Dans le dictionnaire des sciences humaines dirigé par GRESLE : « l’ensemble des connaissances et des comportements (techniques, économiques, rituels, religieux, sociaux, etc.) qui caractérisent une société humaine ». Dans la suite de la définition, on oppose la culture à l’homme à l’Etat de nature qui est une hypothèse philosophique. Un groupe d’homme a forcément une culture dés lors qu’ils forment une société.
Cette définition est encore une fois vague et assez peu opératoire pour élaborer un travail sociologique ou pour définir un champ de la discipline. Cette définition se rapproche de ce qu’on va désigner comme une conception anthropologique de la culture. Dans une perspective anthropologique où l’on s’intéresse à un collectif humain délimité, cette définition de la culture est pertinente, elle permet de comparer différents groupes en différenciant des cultures.
Seulement, considérer qu’un hamburger est un élement culturel au même titre qu’un tableau ou qu’une activité rend la sphère trop large.

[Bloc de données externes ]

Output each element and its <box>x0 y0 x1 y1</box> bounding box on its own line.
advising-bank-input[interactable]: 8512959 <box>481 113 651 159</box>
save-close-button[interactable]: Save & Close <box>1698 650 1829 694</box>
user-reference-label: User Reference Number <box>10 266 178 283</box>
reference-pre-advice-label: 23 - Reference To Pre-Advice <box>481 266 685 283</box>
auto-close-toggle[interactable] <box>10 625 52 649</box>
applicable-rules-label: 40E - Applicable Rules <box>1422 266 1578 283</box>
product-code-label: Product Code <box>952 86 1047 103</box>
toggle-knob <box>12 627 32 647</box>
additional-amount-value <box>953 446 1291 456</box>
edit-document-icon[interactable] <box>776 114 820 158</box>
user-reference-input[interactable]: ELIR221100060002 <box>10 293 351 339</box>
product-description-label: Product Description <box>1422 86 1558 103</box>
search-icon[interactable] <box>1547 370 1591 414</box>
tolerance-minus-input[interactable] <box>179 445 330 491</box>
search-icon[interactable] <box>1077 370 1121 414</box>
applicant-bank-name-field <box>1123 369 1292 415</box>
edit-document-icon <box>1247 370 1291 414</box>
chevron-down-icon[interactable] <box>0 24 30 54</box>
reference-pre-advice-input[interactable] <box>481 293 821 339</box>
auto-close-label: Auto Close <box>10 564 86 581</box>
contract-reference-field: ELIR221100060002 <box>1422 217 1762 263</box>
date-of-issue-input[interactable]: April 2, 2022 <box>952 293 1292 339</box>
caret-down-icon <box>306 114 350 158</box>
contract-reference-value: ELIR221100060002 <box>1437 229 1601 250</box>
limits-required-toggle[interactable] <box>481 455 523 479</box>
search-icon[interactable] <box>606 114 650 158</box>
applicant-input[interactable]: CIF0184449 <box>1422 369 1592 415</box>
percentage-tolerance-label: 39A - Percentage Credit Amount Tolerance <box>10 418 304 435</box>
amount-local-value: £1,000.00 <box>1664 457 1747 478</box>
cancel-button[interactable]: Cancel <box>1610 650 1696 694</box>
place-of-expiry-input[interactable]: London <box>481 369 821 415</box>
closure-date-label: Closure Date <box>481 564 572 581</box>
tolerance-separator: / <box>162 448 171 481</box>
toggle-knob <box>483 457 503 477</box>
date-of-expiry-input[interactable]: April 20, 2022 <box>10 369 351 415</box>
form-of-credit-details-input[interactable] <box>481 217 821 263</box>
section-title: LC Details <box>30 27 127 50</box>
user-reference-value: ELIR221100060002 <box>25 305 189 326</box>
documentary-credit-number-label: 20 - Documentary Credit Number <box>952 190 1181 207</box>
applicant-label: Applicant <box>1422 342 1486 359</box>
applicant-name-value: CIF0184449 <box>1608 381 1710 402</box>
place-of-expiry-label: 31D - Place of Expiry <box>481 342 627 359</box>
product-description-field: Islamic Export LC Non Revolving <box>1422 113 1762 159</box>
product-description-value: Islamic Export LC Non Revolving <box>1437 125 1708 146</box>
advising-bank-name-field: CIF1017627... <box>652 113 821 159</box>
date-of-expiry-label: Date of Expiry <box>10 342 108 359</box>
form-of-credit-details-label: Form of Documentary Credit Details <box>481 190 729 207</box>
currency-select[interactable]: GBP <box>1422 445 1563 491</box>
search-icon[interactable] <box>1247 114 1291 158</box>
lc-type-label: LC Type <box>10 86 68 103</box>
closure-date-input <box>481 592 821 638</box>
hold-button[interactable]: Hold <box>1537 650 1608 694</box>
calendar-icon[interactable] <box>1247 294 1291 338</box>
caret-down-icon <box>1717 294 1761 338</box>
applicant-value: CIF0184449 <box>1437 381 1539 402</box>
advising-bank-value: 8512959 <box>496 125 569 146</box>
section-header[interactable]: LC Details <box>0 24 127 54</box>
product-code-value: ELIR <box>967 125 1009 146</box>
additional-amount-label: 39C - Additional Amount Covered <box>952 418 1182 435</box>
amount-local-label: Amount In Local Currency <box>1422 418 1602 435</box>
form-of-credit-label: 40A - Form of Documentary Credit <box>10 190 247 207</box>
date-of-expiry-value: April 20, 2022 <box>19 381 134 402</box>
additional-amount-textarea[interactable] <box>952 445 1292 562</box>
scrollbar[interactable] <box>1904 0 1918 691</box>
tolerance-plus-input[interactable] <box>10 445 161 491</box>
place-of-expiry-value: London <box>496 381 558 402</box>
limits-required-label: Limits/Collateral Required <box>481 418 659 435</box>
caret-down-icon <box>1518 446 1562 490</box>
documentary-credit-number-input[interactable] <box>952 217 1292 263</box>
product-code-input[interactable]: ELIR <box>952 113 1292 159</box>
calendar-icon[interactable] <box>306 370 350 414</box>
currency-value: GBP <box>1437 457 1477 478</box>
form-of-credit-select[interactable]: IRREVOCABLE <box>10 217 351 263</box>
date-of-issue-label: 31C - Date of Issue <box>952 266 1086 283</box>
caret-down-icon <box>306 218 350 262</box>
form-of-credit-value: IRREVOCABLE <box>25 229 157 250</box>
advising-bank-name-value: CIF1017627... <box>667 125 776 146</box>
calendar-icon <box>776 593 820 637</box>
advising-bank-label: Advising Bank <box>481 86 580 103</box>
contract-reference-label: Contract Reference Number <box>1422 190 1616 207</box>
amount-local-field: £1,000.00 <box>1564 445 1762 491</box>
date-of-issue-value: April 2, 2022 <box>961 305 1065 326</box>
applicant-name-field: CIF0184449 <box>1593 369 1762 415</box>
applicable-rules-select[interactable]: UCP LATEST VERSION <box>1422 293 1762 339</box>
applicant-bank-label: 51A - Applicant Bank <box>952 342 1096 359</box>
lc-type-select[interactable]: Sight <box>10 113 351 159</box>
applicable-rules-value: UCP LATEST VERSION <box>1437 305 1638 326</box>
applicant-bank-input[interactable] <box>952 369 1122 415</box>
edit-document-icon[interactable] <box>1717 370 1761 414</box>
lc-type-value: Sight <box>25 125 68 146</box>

Dans le dictionnaire de la sociologie de BOUDON : Dans son sens moderne, le terme de culture envoi aux « modes de communication du savoir dans les sociétés en rapide transformation et objets symboliques produits par une société pour véhiculer des valeurs ». L’auteur ne distingue par la sociologie de l’art et la sociologie de la culture, c’est une définition de la culture savante au détriment de tout ce qui pourrait aussi être de la culture.

Ainsi, quel que soit le type de source que l’on utilise, il y a des points communs à ces définitions :
=> la définition pose problème, il n’y a pas de consensus.
=> Le terme de culture est polysémique.
=> On peut classer ces définitions dans deux grands sens principaux : soit il est vaste pour répondre à un besoin d’une définition anthropologique, soit il a un sens plus restreint qui se limite à la culture savante.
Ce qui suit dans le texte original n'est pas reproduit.